わさび師は八代目文楽の弟子で文楽亡き後のちに人間国宝となる五代目小さんの弟子に直った柳家小満ん師匠の弟子の柳家さん生師匠の弟子。文楽と小さんの芸を受け継ぐ江戸の保守本流である。吉坊師はやはり人間国宝である三代目米朝の高弟であり後継者と期待されながら惜しくも早逝した吉朝の弟子で、こちらも上方のサラブレッドと言えよう。
お二方とも、小さん、米朝の存命時は新年は集まっておられたそうだが、今ではそうした集まりもなく、わさび師はさん生師が故郷の富山に帰ってしまわれるので大師匠の小満ん師を訪ねて白ワインやコーヒーを嗜み、吉坊師は踊りの先生の新年会に顔を出すという。
九代入船亭扇橋のCDを聴くと、マクラで正月のお話しをされている。師匠である小さん宅を皮切りにあちこちの師匠のうちへご挨拶に回る。中でも林家正蔵(彦六)のところは牛めしをふるまってくれてこれが楽しみで。と、思わず牛すじを買ってきて煮込みたくなるすばらしい語り口だが、昨今ではこういう集まりはなくなってしまったのだろう。落語家に弟子入りしても、内弟子になる人は少ないそうだし。核家族化というか核一門化か。

吉坊師の二席目は、午年にちなんで「馬の田楽」。こういうネタ選び、本当にしっかりされているなあと、いつも感心させられる。そして、上手い。こんな子供いるなあと、圓生の「佐々木政談」を思い浮かべる。
しかし今日は、この後があまりにもエキセントリックで、色々なものが消し飛んだ。ただ、特に今回の吉坊師は、そもそもあまり弾けすぎないネタをあえて選んでおられるようにも思えたが。

そのトリのわさび師は自作の「独身皇帝」。独身貴族がこじらせ過ぎて皇帝にまでなってしまったということなのだろう。
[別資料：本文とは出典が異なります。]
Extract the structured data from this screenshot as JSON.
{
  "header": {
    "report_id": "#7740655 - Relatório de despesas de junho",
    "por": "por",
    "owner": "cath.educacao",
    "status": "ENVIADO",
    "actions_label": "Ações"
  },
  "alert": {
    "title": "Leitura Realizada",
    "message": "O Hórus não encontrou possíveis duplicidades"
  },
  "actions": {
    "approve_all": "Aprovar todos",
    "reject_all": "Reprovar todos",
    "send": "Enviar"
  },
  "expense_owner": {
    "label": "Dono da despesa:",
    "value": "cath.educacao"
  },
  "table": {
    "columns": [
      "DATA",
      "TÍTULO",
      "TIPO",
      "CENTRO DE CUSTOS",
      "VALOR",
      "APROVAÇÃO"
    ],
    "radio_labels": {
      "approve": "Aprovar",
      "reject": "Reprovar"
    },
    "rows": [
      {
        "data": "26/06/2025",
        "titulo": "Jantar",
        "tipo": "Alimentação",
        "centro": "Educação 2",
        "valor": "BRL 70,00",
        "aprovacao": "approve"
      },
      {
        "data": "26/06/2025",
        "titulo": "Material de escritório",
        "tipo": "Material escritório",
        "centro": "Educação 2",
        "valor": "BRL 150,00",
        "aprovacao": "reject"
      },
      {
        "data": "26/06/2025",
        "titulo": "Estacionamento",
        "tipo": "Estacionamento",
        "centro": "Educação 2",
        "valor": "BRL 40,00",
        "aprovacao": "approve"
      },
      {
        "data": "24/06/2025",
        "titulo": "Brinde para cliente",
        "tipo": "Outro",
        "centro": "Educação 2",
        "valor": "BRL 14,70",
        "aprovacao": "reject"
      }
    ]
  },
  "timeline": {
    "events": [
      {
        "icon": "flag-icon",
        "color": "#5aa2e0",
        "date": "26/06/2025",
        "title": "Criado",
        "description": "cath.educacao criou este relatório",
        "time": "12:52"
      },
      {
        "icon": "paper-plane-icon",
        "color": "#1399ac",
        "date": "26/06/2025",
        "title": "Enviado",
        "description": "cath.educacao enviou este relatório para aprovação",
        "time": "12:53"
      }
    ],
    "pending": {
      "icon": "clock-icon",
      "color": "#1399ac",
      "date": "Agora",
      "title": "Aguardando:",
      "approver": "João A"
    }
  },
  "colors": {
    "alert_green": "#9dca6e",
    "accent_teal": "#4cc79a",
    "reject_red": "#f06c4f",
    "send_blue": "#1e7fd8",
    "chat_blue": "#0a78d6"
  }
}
mixiで集まった女性に縁のない独身男4人がクリスマスにオフ会を開き、女性やカップルに悪態をつくのだが、なんだかんだで主人公は一人ぼっちになって本所の吾妻橋でイルミネーションを眺めながらやはりカップルなどに悪態をつき続け、そこにおじいちゃんに連れられた小さな女の子がやってきて、イルミネーションを楽しもうとしたところで大停電、イルミネーションが消えて真っ暗な中、悲しむ女の子に主人公は…。

考えると本当にろくでもない主人公なので、まあ、急に良い人になるのは変だとか、そんな展開にしてやることも無いんじゃないかとか、色々あるのだろうけれど、このビジュアルの前には全て吹き飛ぶのだ。このネタこそDon't think, feel.だ。